October 12, 2012

News Story

Hello, everyone!  My deepest apologies for my neglect of this blog... Something exciting has happened to me, and that is called COLLEGE - a topic about which I will  write at a later date...

McDonald's posting nutrition facts on menu

McDonald’s, one of the largest fast food chains in the United States, will now be posting the amount of calories that menu items contain, both on the dining room menus, and on drive-thru windows.  McDonald’s leadership made these significant changes in order to aid customers in choosing a nutritional diet, according to Jan Fields, President of McDonald’s USA.

Customers will now be able to recognize the amount of calories in the food they order, such as the:

  • Cheeseburger (300 calories)
  • McChicken (360 calories)
  • 10-piece Chicken NcNuggets (470 calories)
  • Large Hot Chocolate (460 calories)

“At McDonald’s, we recognize costumers want to know more about the nutrition content of the food and beverages they order,” said Fields. “As a company that has provided nutrition information for more than 30 years, we are pleased to add to the ways we make nutrition information available to our customers and employees.”  

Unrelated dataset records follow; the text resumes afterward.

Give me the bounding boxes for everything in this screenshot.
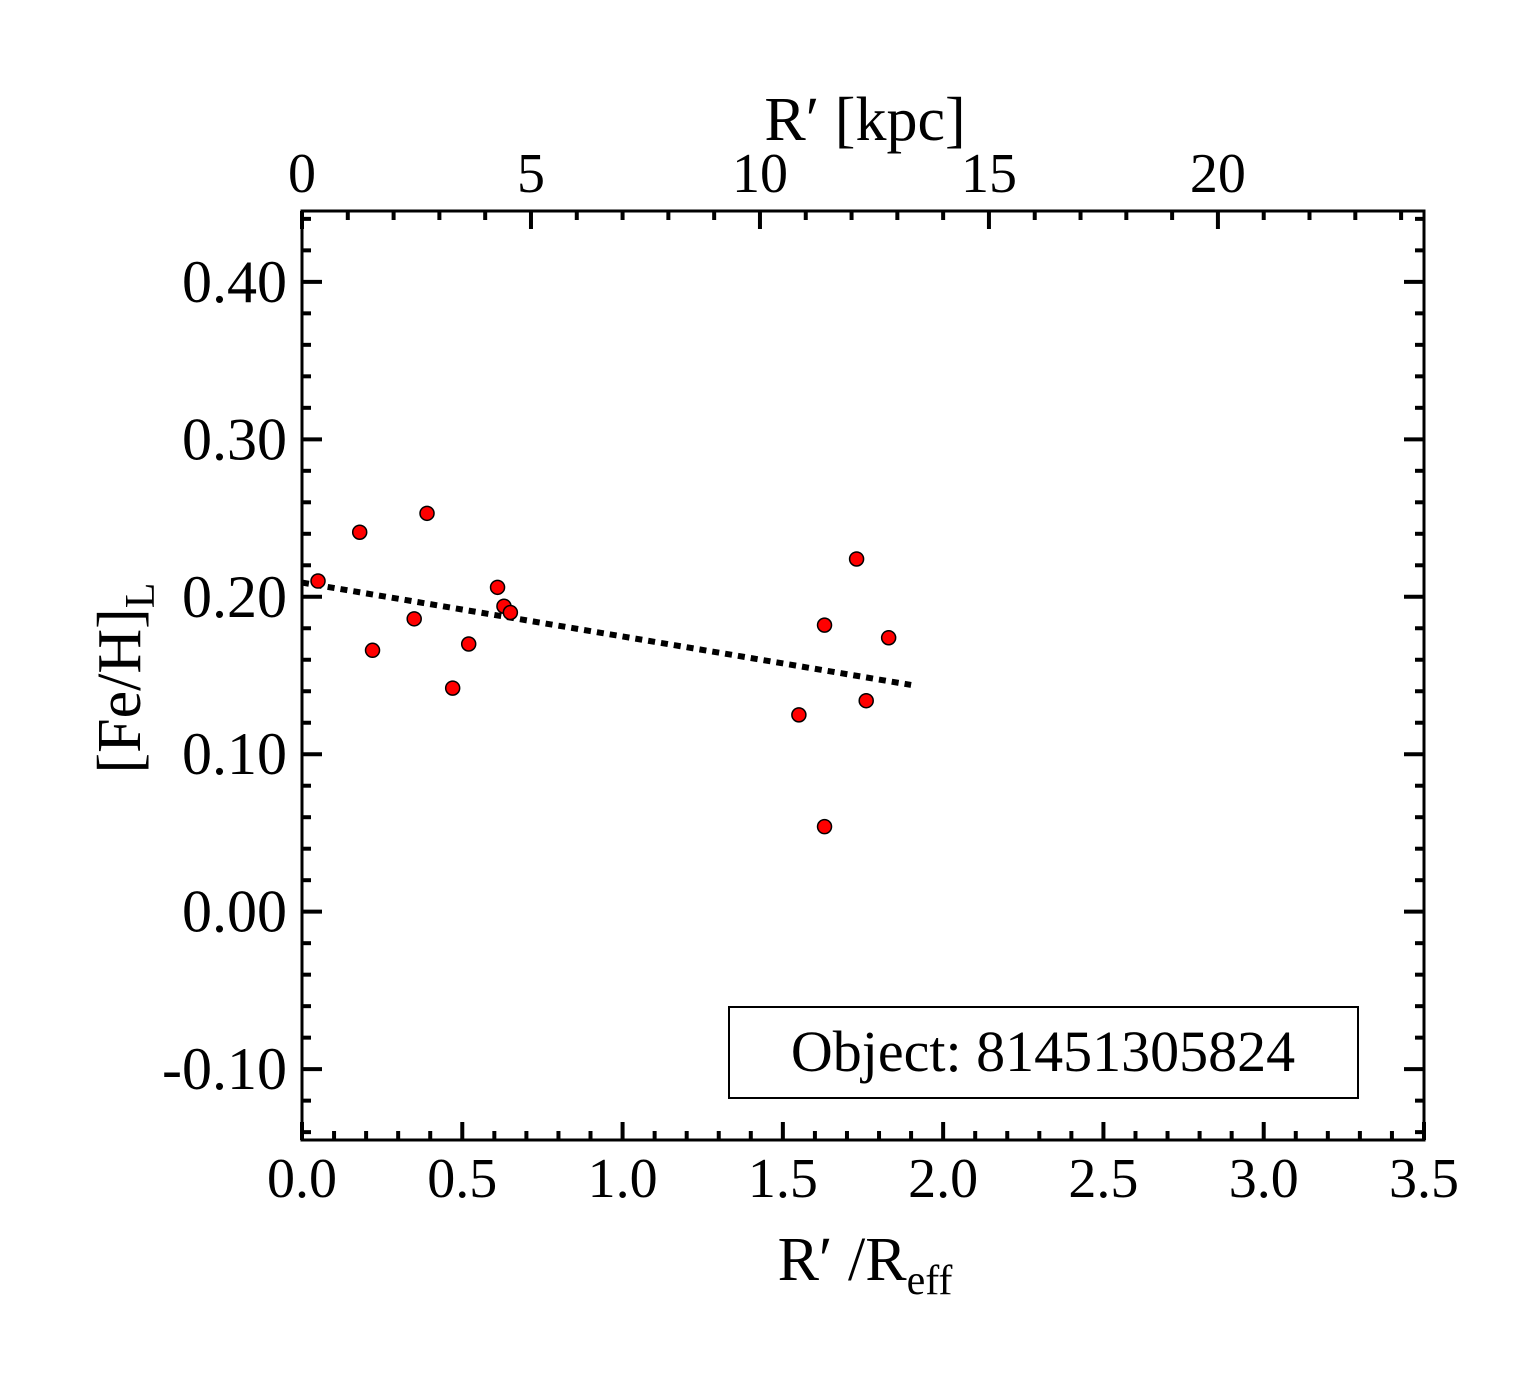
data-point <box>489 579 506 596</box>
y-tick-label: -0.10 <box>162 1036 287 1102</box>
y-tick-label: 0.40 <box>182 249 287 315</box>
y-tick-label: 0.20 <box>182 564 287 630</box>
x2-tick-label: 20 <box>1190 143 1246 205</box>
linear-fit-line <box>301 579 912 688</box>
x-tick-label: 1.0 <box>588 1148 658 1210</box>
axis-ticks <box>300 211 1426 1140</box>
y-tick-label: 0.10 <box>182 721 287 787</box>
data-point <box>444 680 461 696</box>
data-point <box>858 692 874 709</box>
data-point <box>791 707 807 723</box>
x2-tick-label: 0 <box>288 143 316 205</box>
data-point <box>419 505 435 522</box>
top-axis-title: R′ [kpc] <box>764 86 965 154</box>
x-tick-label: 1.5 <box>748 1148 818 1210</box>
x2-tick-label: 10 <box>732 143 788 205</box>
data-point <box>816 818 833 835</box>
x-tick-label: 2.5 <box>1068 1148 1138 1210</box>
x-tick-label: 0.5 <box>427 1148 497 1210</box>
data-point <box>310 573 326 589</box>
x-tick-label: 2.0 <box>908 1148 978 1210</box>
x-tick-label: 3.5 <box>1389 1148 1459 1210</box>
y-tick-label: 0.30 <box>182 406 287 472</box>
axis-tick-labels: 0.0 0.5 1.0 1.5 2.0 2.5 3.0 3.5 0 5 10 15 20 -0.10 0.0… <box>162 143 1459 1210</box>
x-tick-label: 0.0 <box>267 1148 337 1210</box>
legend-frame <box>728 1006 1359 1099</box>
legend-label: Object: 81451305824 <box>791 1019 1295 1084</box>
bottom-axis-title: R′ /Reff <box>778 1226 953 1304</box>
y-tick-label: 0.00 <box>182 879 287 945</box>
plot-frame <box>300 209 1426 1142</box>
y-axis-title: [Fe/H]L <box>86 583 164 774</box>
x2-tick-label: 5 <box>517 143 545 205</box>
data-point <box>816 617 833 633</box>
x-tick-label: 3.0 <box>1229 1148 1299 1210</box>
legend-box: Object: 81451305824 <box>728 1006 1359 1099</box>
data-point <box>406 611 422 627</box>
data-point <box>502 604 519 621</box>
data-point <box>880 629 897 646</box>
data-points <box>310 505 897 835</box>
data-point <box>848 551 865 567</box>
x2-tick-label: 15 <box>961 143 1017 205</box>
data-point <box>364 642 381 659</box>
data-point <box>460 636 477 652</box>
data-point <box>351 524 368 540</box>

As another first for the McDonald’s corporation, it issued a nutrition progress report, introducing new additions to the existing menu that will include the food groups being encouraged by the Dietary Guidelines for Americans published by the United States Department of Agriculture.  

“McDonald’s initiatives to provide Apple Slices and a fat-free milk option in the Happy Meals are aligned with the Dietary Guidelines for Americans, 2010, as is the goal to reduce sodium, added sugars, and saturated fats in foods,” said Judith Rodriguez, PhD, RD, LD/N, FADA, Chairperson and Professor, Department of Nutrition and Dietetics, Brooks College of Health.

“I see that a lot of the moms are looking at it,” said Glenn Kikuchi, owner of 10 McDonald’s restaurants in Maryland, “but also, curiously enough, the teenagers are looking at it, too.”

Some of the more coastal regions, such as California and Vermont, will not be able to recognize these changes, because laws have already required restaurants to post the nutritional facts of menu items.  Panera and Au Bon Pain have done this of its own accord, and studies have shown the impact on customers’ choices when eating out.  “We think it’s an important ingredient in respecting our customers and treating them as intelligent people who can make smart choices for themselves.”